Forecasting is a part of the sales and market analysis that helps predict future sales, trends, numbers, and characteristics in the target market. Any kind of business needs to be planned carefully. It is necessary to see the tendencies and react to any changes in time. Forecasting is one of the most effective planning methods. It helps cope with market changes and create an appropriate strategy.

Forecasting relies on the gathered data – usually collected from both the past and the present, followed by the analysis of the market trends and the development of the description of the actions to follow.

Forecasters are responsible for the actual analytical results based on a set of variables, preparing reports that are then used by the marketers for marketing strategy development in the next quarter/month/year. Besides the existing data, forecasting leans on three pillars:

  • experience of management
  • experts’ knowledge
  • judgment

Forecasting and backcasting – what is the difference?

Forecasting uses different techniques and is often paired with one more planning method – backcasting. As can be obvious from the name, backcasting is the forecasting process in reverse: if forecasting is a prediction based on the past and present showings, backcasting is performed by setting a future outcome. Backcasters define the hoped-for result (statistics, sales, conversion, etc.) and then marketers analyze the actual scores. 

The third planning method that is used by the analysts and marketers is scenarios. It’s easier to see the difference between all the three prediction methods with the help of the illustration presented below.

Forecasting, scenarios, backcasting
Distinctive characteristics of forecasting, scenarios and backcasting
(based on data by Researchgate)

To sum up, the 3 main predictive planning methods are:

  1. Forecasting – prediction of future showings, results, and statistics based on the past and present-day scores.

  2. Scenarios – prediction of the alternative future. Analysts and marketers try to take into account each pace of development.

  3. Backcasting – prediction of the hoped-for results and their comparison with the real scores after a certain lapse of time.

Experts name forecasting the most efficient planning tool that can bring actual strategies and better scores to your marketing in the future. And it is necessary to take into consideration all typed of forecasting.

Types of forecasting – quantitative and qualitative prediction techniques

Two main forecasting approaches are qualitative and quantitative. The qualitative method is based on expert opinions and the comprehensive analytical research of consumers’ behavior. The quantitative method is built on the concept of past statistics research. 

Marketers consider a complex forecasting technique as the most effective one, which means that both qualitative and quantitative prediction methods should bring actual results that will be used for strategy creation. Forecasters usually take into consideration the following aspects:

  • expert evidence
  • consumer surveys
  • regression & input-output analysis
  • moving averages, econometric models, etc.

All existing forecasting methods are presented in the table below.

Forecasting methods
Forecasting methods (Source)

Forecasting for lead generation

Marketers always aspire to find the best digital marketing tactics. That is why forecasting for lead generation has become popular is now widely used. 

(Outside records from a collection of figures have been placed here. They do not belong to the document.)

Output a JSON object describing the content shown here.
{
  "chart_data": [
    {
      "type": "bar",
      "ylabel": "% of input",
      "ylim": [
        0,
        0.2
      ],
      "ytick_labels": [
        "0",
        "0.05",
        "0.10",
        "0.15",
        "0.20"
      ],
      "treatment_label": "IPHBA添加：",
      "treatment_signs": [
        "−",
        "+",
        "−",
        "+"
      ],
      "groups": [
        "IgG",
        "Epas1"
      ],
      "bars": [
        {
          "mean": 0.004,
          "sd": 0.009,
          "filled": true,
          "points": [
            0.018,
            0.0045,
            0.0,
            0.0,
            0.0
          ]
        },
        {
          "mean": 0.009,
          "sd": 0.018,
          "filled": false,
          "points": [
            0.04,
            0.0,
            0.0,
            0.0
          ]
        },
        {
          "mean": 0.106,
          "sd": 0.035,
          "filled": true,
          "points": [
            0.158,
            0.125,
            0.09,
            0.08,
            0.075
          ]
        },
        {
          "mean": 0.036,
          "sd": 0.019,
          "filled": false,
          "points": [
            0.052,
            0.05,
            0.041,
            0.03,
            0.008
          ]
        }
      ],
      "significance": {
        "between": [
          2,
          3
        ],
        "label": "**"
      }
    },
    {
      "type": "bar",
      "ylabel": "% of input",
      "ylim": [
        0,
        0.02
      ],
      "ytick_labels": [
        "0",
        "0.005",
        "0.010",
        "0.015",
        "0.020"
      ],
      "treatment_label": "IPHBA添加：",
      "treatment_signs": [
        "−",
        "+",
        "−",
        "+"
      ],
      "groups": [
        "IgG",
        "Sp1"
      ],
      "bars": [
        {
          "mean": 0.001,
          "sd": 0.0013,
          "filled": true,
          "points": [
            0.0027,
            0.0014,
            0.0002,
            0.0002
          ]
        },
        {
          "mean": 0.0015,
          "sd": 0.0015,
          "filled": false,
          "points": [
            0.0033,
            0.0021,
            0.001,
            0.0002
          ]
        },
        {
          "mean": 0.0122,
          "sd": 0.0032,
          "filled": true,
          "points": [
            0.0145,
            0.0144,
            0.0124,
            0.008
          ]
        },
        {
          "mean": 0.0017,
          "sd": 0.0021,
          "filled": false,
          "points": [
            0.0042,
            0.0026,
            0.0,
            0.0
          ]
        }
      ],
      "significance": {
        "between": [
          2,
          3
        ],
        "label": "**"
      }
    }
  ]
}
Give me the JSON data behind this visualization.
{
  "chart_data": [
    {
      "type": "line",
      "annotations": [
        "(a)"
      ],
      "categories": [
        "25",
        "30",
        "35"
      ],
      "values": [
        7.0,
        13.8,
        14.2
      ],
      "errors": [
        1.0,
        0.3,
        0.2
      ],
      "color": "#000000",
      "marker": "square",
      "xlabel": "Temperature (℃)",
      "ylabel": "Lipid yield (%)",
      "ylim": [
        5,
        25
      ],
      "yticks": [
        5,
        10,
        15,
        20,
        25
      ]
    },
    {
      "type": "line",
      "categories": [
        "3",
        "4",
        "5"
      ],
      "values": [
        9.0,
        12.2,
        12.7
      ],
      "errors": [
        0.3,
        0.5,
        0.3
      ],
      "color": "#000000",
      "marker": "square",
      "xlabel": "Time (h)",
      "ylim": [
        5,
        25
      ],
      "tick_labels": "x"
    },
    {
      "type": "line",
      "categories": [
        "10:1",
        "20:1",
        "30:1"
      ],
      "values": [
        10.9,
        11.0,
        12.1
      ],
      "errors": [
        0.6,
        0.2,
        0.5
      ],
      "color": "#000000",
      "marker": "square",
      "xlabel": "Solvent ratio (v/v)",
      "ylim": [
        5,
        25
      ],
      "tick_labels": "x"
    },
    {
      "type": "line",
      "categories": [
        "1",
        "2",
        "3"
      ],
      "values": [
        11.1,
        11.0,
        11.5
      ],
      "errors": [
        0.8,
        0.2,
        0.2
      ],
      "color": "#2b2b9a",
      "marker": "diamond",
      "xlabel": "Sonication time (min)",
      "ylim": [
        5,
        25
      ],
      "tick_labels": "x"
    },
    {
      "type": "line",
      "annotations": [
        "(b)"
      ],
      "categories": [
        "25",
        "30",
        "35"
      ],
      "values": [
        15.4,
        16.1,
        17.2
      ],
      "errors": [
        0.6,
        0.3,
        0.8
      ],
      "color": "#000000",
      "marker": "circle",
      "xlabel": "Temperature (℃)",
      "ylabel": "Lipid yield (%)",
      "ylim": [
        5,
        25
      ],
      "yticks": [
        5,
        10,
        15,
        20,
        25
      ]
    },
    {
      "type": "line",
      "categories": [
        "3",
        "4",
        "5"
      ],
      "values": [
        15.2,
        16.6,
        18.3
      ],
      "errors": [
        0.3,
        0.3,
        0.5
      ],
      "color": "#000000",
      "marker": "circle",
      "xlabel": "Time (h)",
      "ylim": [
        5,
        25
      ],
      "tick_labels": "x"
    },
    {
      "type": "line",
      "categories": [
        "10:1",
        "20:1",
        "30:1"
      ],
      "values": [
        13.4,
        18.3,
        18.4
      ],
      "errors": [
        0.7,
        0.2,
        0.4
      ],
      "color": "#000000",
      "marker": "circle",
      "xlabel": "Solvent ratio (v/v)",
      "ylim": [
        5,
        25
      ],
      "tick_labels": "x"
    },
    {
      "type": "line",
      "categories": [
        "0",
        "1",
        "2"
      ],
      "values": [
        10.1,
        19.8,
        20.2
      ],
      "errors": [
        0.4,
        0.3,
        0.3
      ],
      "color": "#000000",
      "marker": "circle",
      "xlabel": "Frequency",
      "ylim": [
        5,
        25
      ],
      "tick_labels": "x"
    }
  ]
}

Besides the analytical tools that can be implemented for quantitative forecasting methods, it is recommended to also focus on the following aspects:

  • Lead generation is closely related to the company deals and their size.
    The head of the project needs to determine the average deal size to make the lead generation prediction correctly. Knowing the desirable deal size, forecasters can run the analytical research and provide marketers with the predicted quantity of total leads, MQL (market qualified leads), SQL (sales qualified leads) and clients.

  • The second stage of forecasting in lead generation is the allocation of spendings.
    Marketers need to know beforehand the cost of an efficient conversion. Forecasters take into consideration the historical rates and provide the predicted spendings. It should be noted that lead forecasts might change and the predictions can and should be performed repeatedly.

  • The final stage is the marketing tactic development.
    Note that lead generation requires the implementation of multiple tactics at the same time. Forecasters and marketers must work together to develop an actual plan for the future lead generation process that takes into account company development.

One more scope of digital marketing activity where predictions play a key role is email marketing.

Forecasting in email marketing  

Sales forecasting is one of the most in-demand prediction methods for email marketers.
It is necessary to divide all email stats that form unique sales statistics into separate groups (all the items here are placed in the order of importance, from least to most):

  • Emails sent
  • Emails opened
  • Email clicks
  • Website views
  • Viewed conversion rate
  • Sales

Email sales forecasting should be based on the past and present-day scores. In general, the more email letters are sent, the more email sales there are. So if, for example, marketers send about 30,000 messages per month now and get 50 unit sales, it can be predicted that 50,000-mailout will bring 70 unit sales.

Forecasting is an effective planning tool for digital marketing that helps achieve enhanced management, more targeted marketing and higher sales.